As a follow up to yesterday’s article, “How Schools Use Private Student Data,” I offer 7 actions that parents and guardians can do now to put the control of your child’s private data back into your hands and limit what schools actually do with this important information.
Action Step #1: While your child is doing their homework, do yours. Research the following sites to become familiar with student privacy:
Action Step #2: Be involved with your child’s education and develop an open line of communication with his or her teacher. This will allow you to ask the “hard” questions, like:
- What websites and apps do you plan on recommending to your students?
- What student data do you collect?
- How is collected student data protected?
Action Step #3: Review, study, learn and know the privacy policies of educational sites and apps that your child will be exposed to. You can skip all the legal mumbo-jumbo that is difficult to decipher, but you need to concentrate on what personal identifiable information the site or app collects and who it shares this information with.
Avoid those that indicate they share data with third-party marketers/affiliates, and if they have no privacy policy, run the other way!
Action Step #4: Be leery of “free” services or apps. Usually the company that made the app or created the service plans to make money by using user data. Know that regardless of the company, every company must legally follow its published policies, even though they have the right to change them at any time. This is why it’s so important to frequent their policies often.

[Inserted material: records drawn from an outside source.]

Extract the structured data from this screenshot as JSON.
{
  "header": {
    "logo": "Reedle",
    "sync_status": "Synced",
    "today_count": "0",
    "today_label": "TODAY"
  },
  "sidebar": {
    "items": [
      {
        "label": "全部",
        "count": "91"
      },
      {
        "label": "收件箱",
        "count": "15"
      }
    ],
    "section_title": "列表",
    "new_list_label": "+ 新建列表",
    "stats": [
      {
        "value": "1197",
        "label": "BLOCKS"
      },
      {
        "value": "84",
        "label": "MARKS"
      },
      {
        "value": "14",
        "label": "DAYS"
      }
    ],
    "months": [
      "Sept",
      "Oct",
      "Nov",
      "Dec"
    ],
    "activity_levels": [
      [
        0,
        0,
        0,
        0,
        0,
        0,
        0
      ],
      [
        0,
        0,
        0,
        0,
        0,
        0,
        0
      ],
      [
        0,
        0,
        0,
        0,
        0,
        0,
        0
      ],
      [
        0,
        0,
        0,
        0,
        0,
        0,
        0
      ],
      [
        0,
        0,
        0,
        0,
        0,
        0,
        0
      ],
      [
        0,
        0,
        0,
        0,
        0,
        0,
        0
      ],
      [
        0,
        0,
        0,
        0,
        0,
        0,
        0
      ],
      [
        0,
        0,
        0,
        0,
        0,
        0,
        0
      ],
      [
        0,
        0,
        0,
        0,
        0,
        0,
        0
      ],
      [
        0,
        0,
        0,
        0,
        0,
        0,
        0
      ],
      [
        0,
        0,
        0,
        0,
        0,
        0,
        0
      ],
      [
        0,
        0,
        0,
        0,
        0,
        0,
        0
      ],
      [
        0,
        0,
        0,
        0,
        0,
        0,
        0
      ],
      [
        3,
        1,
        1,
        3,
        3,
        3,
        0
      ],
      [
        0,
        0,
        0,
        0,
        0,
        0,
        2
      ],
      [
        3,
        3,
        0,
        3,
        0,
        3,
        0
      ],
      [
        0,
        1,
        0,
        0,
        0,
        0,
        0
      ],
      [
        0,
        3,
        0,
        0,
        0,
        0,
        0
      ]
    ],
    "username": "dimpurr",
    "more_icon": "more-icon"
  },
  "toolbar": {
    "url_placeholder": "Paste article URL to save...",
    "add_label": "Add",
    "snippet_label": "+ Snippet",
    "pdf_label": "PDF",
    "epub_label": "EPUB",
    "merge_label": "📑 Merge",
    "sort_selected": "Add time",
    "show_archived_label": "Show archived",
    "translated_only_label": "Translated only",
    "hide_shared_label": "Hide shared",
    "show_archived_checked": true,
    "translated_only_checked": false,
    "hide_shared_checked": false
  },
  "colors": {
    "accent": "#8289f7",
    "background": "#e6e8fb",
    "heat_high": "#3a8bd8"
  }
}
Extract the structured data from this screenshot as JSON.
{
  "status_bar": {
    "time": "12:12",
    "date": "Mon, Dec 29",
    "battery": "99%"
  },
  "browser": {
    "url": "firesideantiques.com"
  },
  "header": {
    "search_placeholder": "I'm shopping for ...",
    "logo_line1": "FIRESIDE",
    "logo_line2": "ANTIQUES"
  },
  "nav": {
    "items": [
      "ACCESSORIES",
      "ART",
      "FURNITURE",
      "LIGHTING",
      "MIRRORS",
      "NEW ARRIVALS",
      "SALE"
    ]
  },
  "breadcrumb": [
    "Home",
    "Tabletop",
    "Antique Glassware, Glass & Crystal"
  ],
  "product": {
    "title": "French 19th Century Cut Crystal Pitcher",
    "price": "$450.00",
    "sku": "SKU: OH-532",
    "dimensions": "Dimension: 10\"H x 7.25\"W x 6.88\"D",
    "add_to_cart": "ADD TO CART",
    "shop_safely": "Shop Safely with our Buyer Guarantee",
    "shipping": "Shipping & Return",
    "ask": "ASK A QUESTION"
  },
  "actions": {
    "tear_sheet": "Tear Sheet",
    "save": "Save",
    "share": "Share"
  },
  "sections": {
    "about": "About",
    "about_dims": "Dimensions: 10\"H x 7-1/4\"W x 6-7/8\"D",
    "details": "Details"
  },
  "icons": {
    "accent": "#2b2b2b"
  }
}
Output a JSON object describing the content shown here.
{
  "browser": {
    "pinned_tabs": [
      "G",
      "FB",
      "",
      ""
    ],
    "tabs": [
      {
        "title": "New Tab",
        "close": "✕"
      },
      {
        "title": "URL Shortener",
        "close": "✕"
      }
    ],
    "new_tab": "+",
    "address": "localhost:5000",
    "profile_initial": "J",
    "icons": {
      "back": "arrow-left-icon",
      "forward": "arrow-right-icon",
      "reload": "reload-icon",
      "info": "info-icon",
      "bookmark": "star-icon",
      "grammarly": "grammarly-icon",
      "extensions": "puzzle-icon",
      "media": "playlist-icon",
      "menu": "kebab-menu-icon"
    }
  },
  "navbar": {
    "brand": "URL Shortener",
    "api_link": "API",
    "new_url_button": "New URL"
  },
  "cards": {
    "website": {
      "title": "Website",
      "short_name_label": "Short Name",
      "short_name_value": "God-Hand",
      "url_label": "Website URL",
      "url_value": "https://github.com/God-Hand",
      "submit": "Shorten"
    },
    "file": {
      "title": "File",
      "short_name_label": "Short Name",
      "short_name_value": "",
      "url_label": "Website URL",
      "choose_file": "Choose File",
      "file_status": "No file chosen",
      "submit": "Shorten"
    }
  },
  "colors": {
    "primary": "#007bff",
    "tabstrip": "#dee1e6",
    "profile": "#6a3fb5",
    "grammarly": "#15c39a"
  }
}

Action Step #5: Become supportive friends with school administrators. Let administrators know that you support all that they and your child’s teacher(s) are doing to help your child learn and be successful this school year. Make it known that you want to help, too. A part of this is protecting your child by knowing what data the school collects and what information that you are able to legally withhold from the school about your child. By building a relationship with school administrators, it makes not only asking about this but receiving accurate answers easier.
Action Step #6: Actively surf on your child’s school’s website and if they have social media accounts, check those out too. Do this frequently to find out if:
- Photos of students are being posted;
- The names of students are on the school’s website or if images are tagged on Facebook; and
- Visitor data is shared with third parties.
You may want to ask the school not to associate your child’s name with his or her photo that is floating around in cyberspace.
Action Step #7: Make your voice heard. Do your due diligence as a parent and contact Congress about student data privacy.